The 8-month-old baby girl, who was born with a rare condition and spent 6 months in a hospital, finally received her life-saving transplant. The child’s parents said that their daughter was diagnosed with a rare heart disease called dilated cardiomyopathy at around 2 months old. “Our pregnancy was normal and we had an uncomplicated delivery and actually went home with her. So she was with us at home for seven weeks and one night, she wouldn’t feed.” the mother said.
The 8-month-old baby girl from Minnesota, Elodie Carmen Baker, received her long-awaited heart transplant on March 27, at The Heart Center at Lurie Children’s Hospital in Illinois.
Unfortunately, the baby was just 2 months old in August of 2021 when she was diagnosed with a rare and complicated heart condition called dilated cardiomyopathy.
It became apparent to medical experts that the only way to remedy the situation was to get her a new heart, something Elodie was forced to wait more than 200 days for.
“Our pregnancy was normal and we had an uncomplicated delivery and actually went home with Elodie,” the baby girl’s mom, Kate Baker, told Good Morning America.
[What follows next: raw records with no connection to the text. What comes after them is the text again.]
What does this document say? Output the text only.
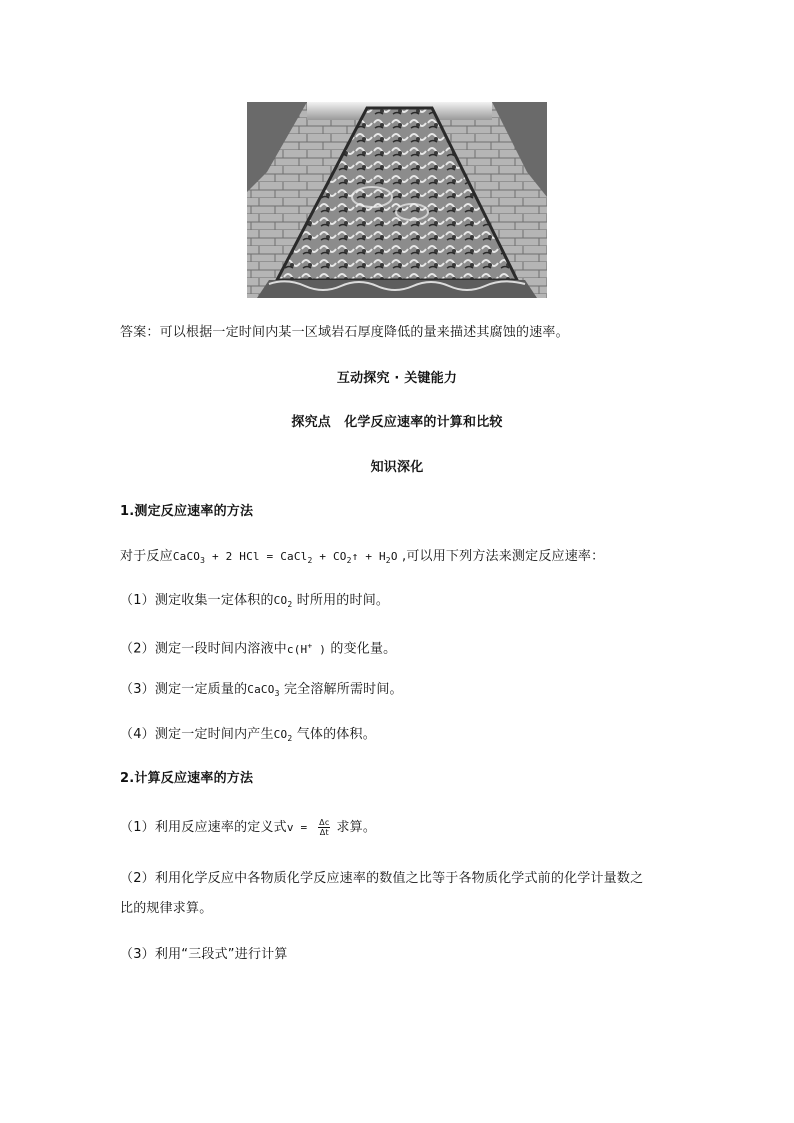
答案：可以根据一定时间内某一区域岩石厚度降低的量来描述其腐蚀的速率。
互动探究 · 关键能力
探究点　化学反应速率的计算和比较
知识深化
1.测定反应速率的方法
对于反应CaCO$_3$ + 2 HCl = CaCl$_2$ + $CO_2↑ + H_2O$ ,可以用下列方法来测定反应速率：
（1）测定收集一定体积的$CO_2$ 时所用的时间。
（2）测定一段时间内溶液中c(H+ ) 的变化量。
（3）测定一定质量的CaCO$_3$ 完全溶解所需时间。
（4）测定一定时间内产生$CO_2$ 气体的体积。
2.计算反应速率的方法
（1）利用反应速率的定义式$v = \frac{\Delta c}{\Delta t}$ 求算。
（2）利用化学反应中各物质化学反应速率的数值之比等于各物质化学式前的化学计量数之
比的规律求算。
（3）利用“三段式”进行计算
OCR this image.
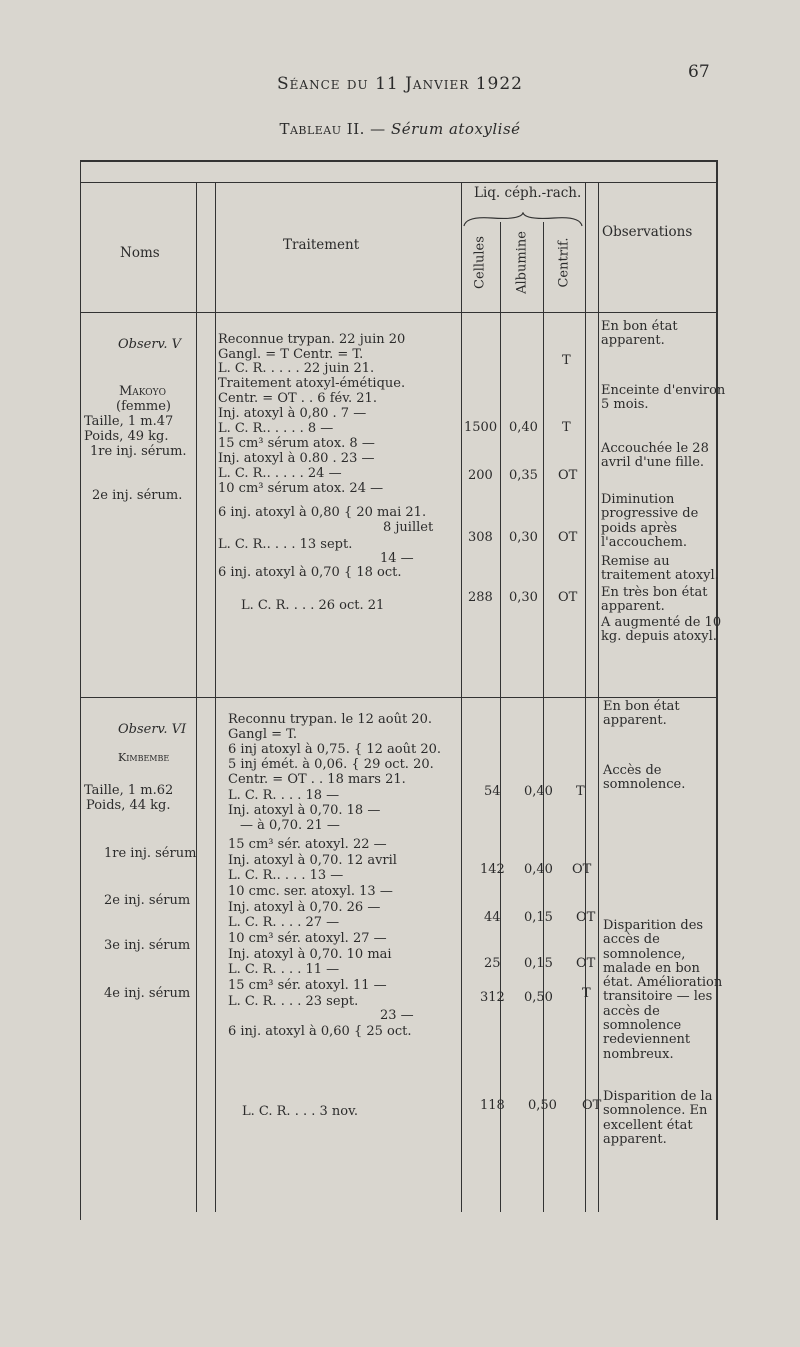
Séance du 11 Janvier 1922
67
Tableau II. — Sérum atoxylisé
Noms	Traitement
Liq. céph.-rach.
Cellules Albumine Centrif.
Observations
Observ. V
Makoyo
(femme)
Taille, 1 m.47
Poids, 49 kg.
1re inj. sérum.
2e inj. sérum.
Reconnue trypan. 22 juin 20
Gangl. = T Centr. = T.
L. C. R. . . . . 22 juin 21.
Traitement atoxyl-émétique.
Centr. = OT . . 6 fév. 21.
Inj. atoxyl à 0,80 . 7 —
L. C. R.. . . . . 8 —
15 cm³ sérum atox. 8 —
Inj. atoxyl à 0.80 . 23 —
L. C. R.. . . . . 24 —
10 cm³ sérum atox. 24 —
6 inj. atoxyl à 0,80 { 20 mai 21.
8 juillet
L. C. R.. . . . 13 sept.
14 —
6 inj. atoxyl à 0,70 { 18 oct.
L. C. R. . . . 26 oct. 21
1500
200
308
288
0,40
0,35
0,30
0,30
T
T
OT
OT
OT
En bon état apparent.
Enceinte d'environ 5 mois.
Accouchée le 28 avril d'une fille.
Diminution progressive de poids après l'accouchem.
Remise au traitement atoxyl.
En très bon état apparent.
A augmenté de 10 kg. depuis atoxyl.
Observ. VI
Kimbembe
Taille, 1 m.62
Poids, 44 kg.
1re inj. sérum
2e inj. sérum
3e inj. sérum
4e inj. sérum
Reconnu trypan. le 12 août 20.
Gangl = T.
6 inj atoxyl à 0,75. { 12 août 20.
5 inj émét. à 0,06. { 29 oct. 20.
Centr. = OT . . 18 mars 21.
L. C. R. . . . 18 —
Inj. atoxyl à 0,70. 18 —
— à 0,70. 21 —
15 cm³ sér. atoxyl. 22 —
Inj. atoxyl à 0,70. 12 avril
L. C. R.. . . . 13 —
10 cmc. ser. atoxyl. 13 —
Inj. atoxyl à 0,70. 26 —
L. C. R. . . . 27 —
10 cm³ sér. atoxyl. 27 —
Inj. atoxyl à 0,70. 10 mai
L. C. R. . . . 11 —
15 cm³ sér. atoxyl. 11 —
L. C. R. . . . 23 sept.
23 —
6 inj. atoxyl à 0,60 { 25 oct.
L. C. R. . . . 3 nov.
54
142
44
25
312
118
0,40
0,40
0,15
0,15
0,50
0,50
T
OT
OT
OT
T
OT
En bon état apparent.
Accès de somnolence.
Disparition des accès de somnolence, malade en bon état. Amélioration transitoire — les accès de somnolence redeviennent nombreux.
Disparition de la somnolence. En excellent état apparent.
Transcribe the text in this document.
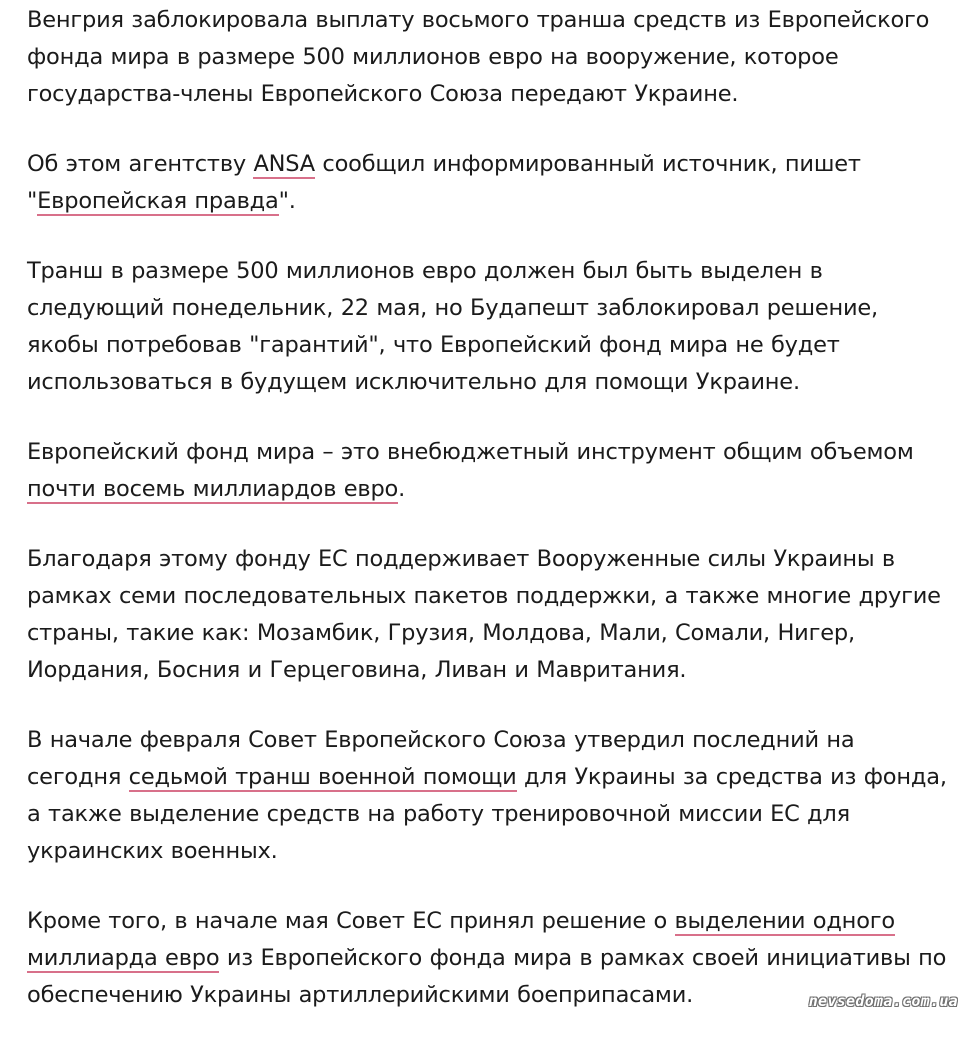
Венгрия заблокировала выплату восьмого транша средств из Европейского фонда мира в размере 500 миллионов евро на вооружение, которое государства-члены Европейского Союза передают Украине.

Об этом агентству ANSA сообщил информированный источник, пишет "Европейская правда".

Транш в размере 500 миллионов евро должен был быть выделен в следующий понедельник, 22 мая, но Будапешт заблокировал решение, якобы потребовав "гарантий", что Европейский фонд мира не будет использоваться в будущем исключительно для помощи Украине.

Европейский фонд мира – это внебюджетный инструмент общим объемом почти восемь миллиардов евро.

Благодаря этому фонду ЕС поддерживает Вооруженные силы Украины в рамках семи последовательных пакетов поддержки, а также многие другие страны, такие как: Мозамбик, Грузия, Молдова, Мали, Сомали, Нигер, Иордания, Босния и Герцеговина, Ливан и Мавритания.

В начале февраля Совет Европейского Союза утвердил последний на сегодня седьмой транш военной помощи для Украины за средства из фонда, а также выделение средств на работу тренировочной миссии ЕС для украинских военных.

Кроме того, в начале мая Совет ЕС принял решение о выделении одного миллиарда евро из Европейского фонда мира в рамках своей инициативы по обеспечению Украины артиллерийскими боеприпасами.	nevsedoma.com.ua
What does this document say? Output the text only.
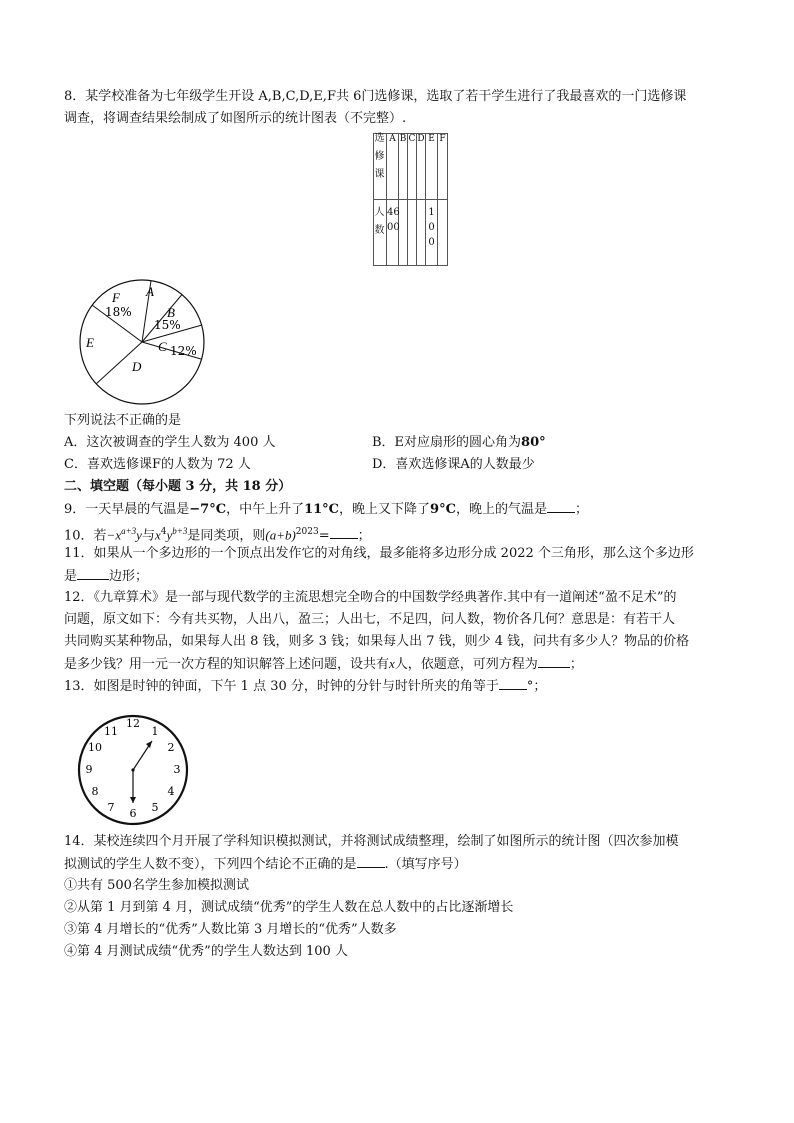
8．某学校准备为七年级学生开设 A,B,C,D,E,F共 6门选修课，选取了若干学生进行了我最喜欢的一门选修课
调查，将调查结果绘制成了如图所示的统计图表（不完整）.
选
修
课	A	B	C	D	E	F

人
数	46
00				1
0
0	

A
B
15%
C 12%
D
E
F
18%
下列说法不正确的是
A．这次被调查的学生人数为 400 人	B．E对应扇形的圆心角为80°
C．喜欢选修课F的人数为 72 人	D．喜欢选修课A的人数最少
二、填空题（每小题 3 分，共 18 分）
9．一天早晨的气温是−7°C，中午上升了11°C，晚上又下降了9°C，晚上的气温是 ；
10．若$-x^{a+3}y$与$x^4y^{b+3}$是同类项，则$(a+b)^{2023}=$ ；
11．如果从一个多边形的一个顶点出发作它的对角线，最多能将多边形分成 2022 个三角形，那么这个多边形
是 边形；
12．《九章算术》是一部与现代数学的主流思想完全吻合的中国数学经典著作.其中有一道阐述“盈不足术”的
问题，原文如下：今有共买物，人出八，盈三；人出七，不足四，问人数，物价各几何？意思是：有若干人
共同购买某种物品，如果每人出 8 钱，则多 3 钱；如果每人出 7 钱，则少 4 钱，问共有多少人？物品的价格
是多少钱？用一元一次方程的知识解答上述问题，设共有x人，依题意，可列方程为 ；
13．如图是时钟的钟面，下午 1 点 30 分，时钟的分针与时针所夹的角等于 °；
12
1
2
3
4
5
6
7
8
9
10
11
14．某校连续四个月开展了学科知识模拟测试，并将测试成绩整理，绘制了如图所示的统计图（四次参加模
拟测试的学生人数不变），下列四个结论不正确的是 .（填写序号）
①共有 500名学生参加模拟测试
②从第 1 月到第 4 月，测试成绩“优秀”的学生人数在总人数中的占比逐渐增长
③第 4 月增长的“优秀”人数比第 3 月增长的“优秀”人数多
④第 4 月测试成绩“优秀”的学生人数达到 100 人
“So she was with us in Minnesota at home for seven weeks and one night, she wouldn’t feed. I was nursing and she let out this cry and my heart just sank and I said to my husband Collin, ‘Something’s wrong. We need to take her in.’”
Baker recalled that doctors at the ER didn’t initially find anything to signal there was something wrong.
“I think they were considering maybe sending us home but they said, ‘Let’s just get an X-ray to be sure,’” Kate explained.
“Then the X-ray came back. They saw her heart was enlarged and that was on Aug. 21. And we haven’t been home since.”
According to the CDC, dilated cardiomyopathy causes children and adult sufferers to have an enlarged heart chamber, which has the potential to leave the muscle unable to pump the necessary blood through the body.
“In Elodie’s case, the genetic test did not reveal an answer for why she developed this kind of cardiomyopathy and in that situation, it’s called idiopathic dilated cardiomyopathy, meaning at this point in time, we don’t really know why this happened to her,” Dr. Anna Joong, who has been caring for Elodie for the last few months, told Good Morning America.
According to mom Kate, Elodie’s heart muscle was really weak.
“It’s expanded over time,” she said. “It hasn’t been able to push the blood out, pump it out to the rest of the body and so it’s dilated, and now hers looks more like a pancake.”
Two months after her diagnosis, Elodie was flown to Lurie Children’s Hospital in Illinois. There, she underwent surgery to have a pediatric ventricular assist device (VAD) placed, which essentially did the job of a heart for her, pumping blood around her body until the right transplant could be found.
“Her heart was so sick, that the IV medicines just weren’t enough and she needed a VAD,” Dr. Joong said.
“We use this device as a way to bridge her to transplant so it’s a way to support her heart, to help get her stronger in the time that she’s waiting for her donor heart.”
Fortunately, on March 27, having waited two years for a new heart, Elodie underwent a successful transplant.
“She will continue to use a (feeding) tube after transplant but after she recovers, will slowly try to decrease the amount of food through the tube to encourage her to be able to meet caloric needs by mouth,” Nora Hammond, a nurse practitioner at Lurie’s, told ABC News.
“The breathing tube was able to come out within hours of coming out of the operating room. Her new heart works beautifully and is really strong,” Dr. Joong continued.
“She is getting routine immunosuppression medications to prevent rejection. She has already been transferred out of ICU level care and is sitting up. She is one strong kid and we are so grateful to the donor family.”